Thirst for oil leads to inevitable disasters

By Bob Berwyn

FRISCO — With more than 2.6 million miles of pipeline criss-crossing the country, it seems almost inevitable that there will be breaks and spills. The only question is how serious the spill will be.

Right now, residents of Mayflower, Ark, will probably tell you that last year’s passage of the Pipeline Safety Act didn’t prevent their town from becoming the latest ground zero in a seemingly never-ending series of oil spill disasters.

The Pipeline Safety Act doubled the maximum civil penalties for pipeline safety violations from $100,000 to $200,000 and authorized an increase for the federal pipeline inspector workforce.

But none of that will help the people of Mayflower, where Exxon’s ruptured Pegasus pipeline spilled up 400,000 gallons of tar-sands crude oil. This latest pipeline spill was preceded by another two days earlier, when a train carrying Canadian tar-sands crude spilled 15,000 gallons in Minnesota.

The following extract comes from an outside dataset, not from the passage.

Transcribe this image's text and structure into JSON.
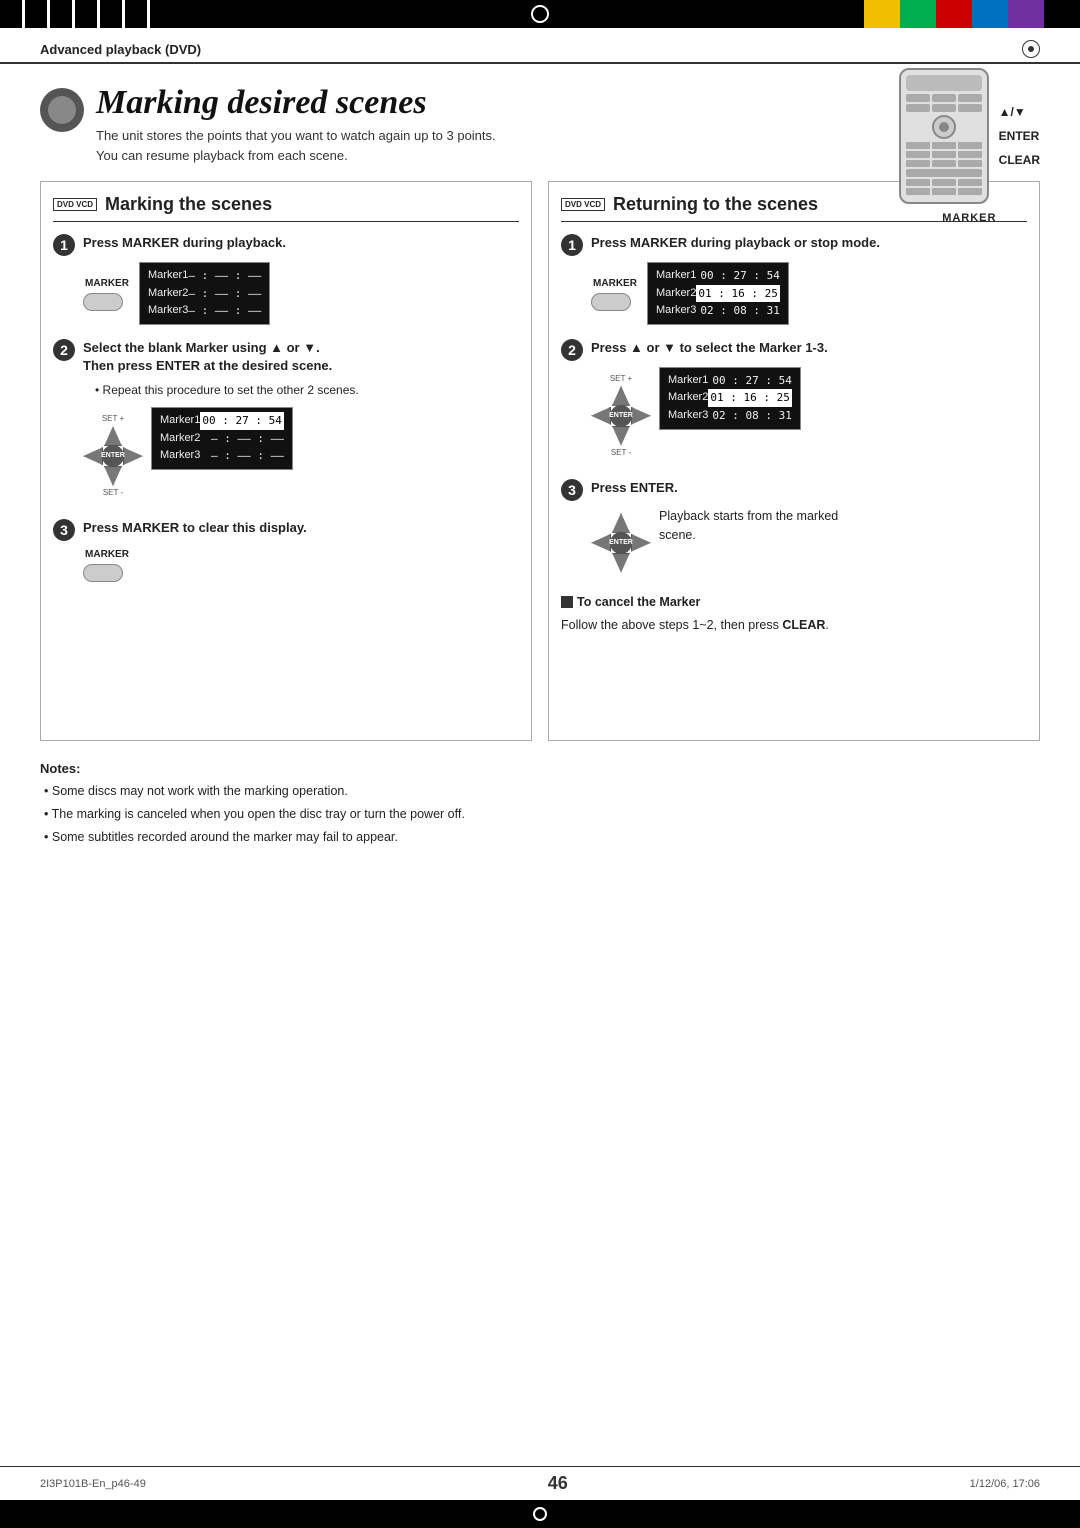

Just last week Exxon was hit with a $1.7 million fine from a 2011 pipeline spill that dumped 42,000 gallons of oil into the Yellowstone River. Federal investigators concluded that Exxon was unprepared for seasonal flooding risks along the path of the Silvertip Pipeline, and that company’s employees were not ready to take effective action to respond to a spill.

Here’s what the U.S. Department of Transportation’s pipeline division had to say about Exxon’s river-fouling Silvertip accident:

“As a result of its accident investigation, PHMSA is alleging that ExxonMobil failed to properly address known seasonal flooding risks to the safety of its pipeline system, including excessive river scour and erosion, and to implement measures that would have mitigated a spill into a waterway.  In addition, the agency’s Notice of Probable Violation alleges that ExxonMobil failed to establish written procedures for its staff to take prompt and effective action to protect the Silvertip pipeline from floods and other natural disasters, and to minimize the volume of oil released from any section along the pipeline’s system, similar to what occurred in the Yellowstone River.”

Given the circumstances, it’s probably not surprising that environmentalists are currently focusing their efforts on stopping the Keystone XL Pipeline.

“These oil pipelines inevitably spill again and again, fouling our rivers, neighborhoods and wildlife habitat,” said Jerry Karnas, field director at the Center for Biological Diversity. “Building even more pipelines like Keystone XL across the heart of the American Midwest is only courting more trouble and more terrible spills.”

The 1,700-mile pipeline would pass through rivers, streams and habitat for more than 20 endangered species, including the whooping crane and pallid sturgeon.